Réponse : dans les catégories D et E, soit dans la catégorie des chômeurs ayant un emploi et n’étant pas tenus de chercher du travail (la catégorie E) et celle des chômeurs sans emploi et n’étant pas tenus de chercher un travail (la catégorie D) car ils sont, par exemple, en formation.
Cette dernière, la catégorie D, voit ses effectifs exploser. Entre novembre 2016 et décembre 2016 le nombre d’inscrits dans cette catégorie a augmenté de 1 %, soit 3 300 personnes pour attendre 341 600 inscrits. Sur un an, la hausse est même bien plus élevée : le nombre d’inscrits de la catégorie D entre décembre 2015 et décembre 2016 est de 24,6 %, soit 67 400 personnes.
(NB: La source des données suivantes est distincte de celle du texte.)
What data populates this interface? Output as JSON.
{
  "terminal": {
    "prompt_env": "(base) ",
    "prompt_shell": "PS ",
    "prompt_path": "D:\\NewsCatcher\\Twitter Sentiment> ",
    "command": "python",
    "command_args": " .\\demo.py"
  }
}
Un peu plus que l’augmentation totale du nombre d’inscrits à Pôle Emploi mais c’est normal : la catégorie E voit ses effectifs baisser sur un mois et sur un an en décembre 2016.
La catégorie D, l’arbre qui cache la forêt
Le gouvernement a multiplié les actions pour les chômeurs et, notamment, les formations. Un plan gigantesque de 500 000 formations a été lancé et on ne peut guère critiquer la chose : formés, les chômeurs ont plus de chances de retrouver un travail.
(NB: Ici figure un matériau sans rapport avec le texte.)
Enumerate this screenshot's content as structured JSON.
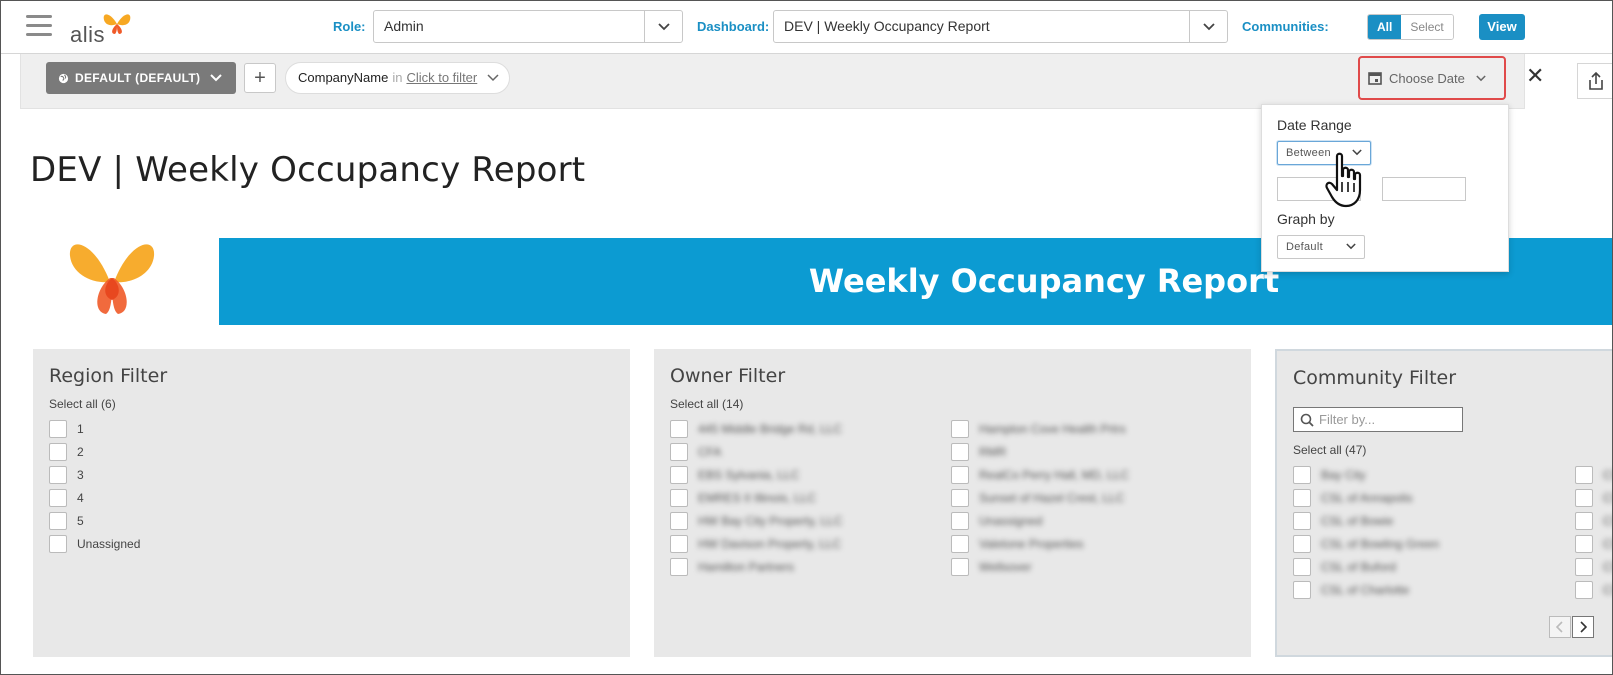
{
  "header": {
    "logo_text": "alis",
    "role_label": "Role:",
    "role_value": "Admin",
    "dashboard_label": "Dashboard:",
    "dashboard_value": "DEV | Weekly Occupancy Report",
    "communities_label": "Communities:",
    "communities_all": "All",
    "communities_select": "Select",
    "view_button": "View"
  },
  "filterbar": {
    "default_button": "DEFAULT (DEFAULT)",
    "add_button": "+",
    "pill_field": "CompanyName",
    "pill_in": "in",
    "pill_link": "Click to filter",
    "choose_date": "Choose Date",
    "close_symbol": "✕"
  },
  "date_popover": {
    "date_range_label": "Date Range",
    "range_mode": "Between",
    "start_value": "",
    "end_value": "",
    "graph_by_label": "Graph by",
    "graph_by_value": "Default"
  },
  "page": {
    "title": "DEV | Weekly Occupancy Report",
    "banner_title": "Weekly Occupancy Report"
  },
  "region_filter": {
    "title": "Region Filter",
    "select_all": "Select all (6)",
    "items": [
      "1",
      "2",
      "3",
      "4",
      "5",
      "Unassigned"
    ]
  },
  "owner_filter": {
    "title": "Owner Filter",
    "select_all": "Select all (14)",
    "col1": [
      "445 Middle Bridge Rd, LLC",
      "CFA",
      "EBS Sylvania, LLC",
      "EMRES II Illinois, LLC",
      "HW Bay City Property, LLC",
      "HW Davison Property, LLC",
      "Hamilton Partners"
    ],
    "col2": [
      "Hampton Cove Health Prtrs",
      "RMR",
      "RealCo Perry Hall, MD, LLC",
      "Sunset of Hazel Crest, LLC",
      "Unassigned",
      "Valetone Properties",
      "Wellsover"
    ]
  },
  "community_filter": {
    "title": "Community Filter",
    "search_placeholder": "Filter by...",
    "select_all": "Select all (47)",
    "col1": [
      "Bay City",
      "CSL of Annapolis",
      "CSL of Bowie",
      "CSL of Bowling Green",
      "CSL of Buford",
      "CSL of Charlotte"
    ],
    "col2": [
      "CS",
      "CS",
      "CS",
      "CS",
      "CS",
      "CS"
    ]
  },
  "colors": {
    "accent": "#1a8fc4",
    "banner": "#0c9bd2",
    "highlight": "#e04a4a",
    "panel_bg": "#e8e8e8"
  }
}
Sauf que ce plan de formation maquille la réalité : il transfère les chômeurs de la catégorie A à la D et ça se remarque en comparant les évolutions annuelles du chômage entre 2016, 2015 et 2014.
En 2014 et 2015 le chômage a augmenté et les hausses se concentraient sur les trois catégories principales, A, B et C. Les chiffres de décembre 2014, par exemple, montrent une variation annuelle du nombre de chômeurs en catégorie A de 5,7 %, 4,2 % pour la catégorie B et même 10,1 % pour la C. La variation annuelle des catégories A, B et C était alors de +6,4 %.
Il en est de même en décembre 2015 : une variation annuelle de +5 % des catégories A, B et C marquée par +2,6 % en un an pour la catégorie A, +5,2 % pour la B et +13 % pour la C.
Les chiffres de décembre 2016 sont complètement différents : le gouvernement peut mettre en avant une baisse du nombre d’inscrits en catégorie A de 3 % et une stabilisation du nombre d’inscrits dans les catégories A, B et C (+0,0 %) sur un an.
Sauf que, comme on l’a dit, il y a tout de même 64 400 chômeurs inscrits à Pôle Emploi de plus sur la même période.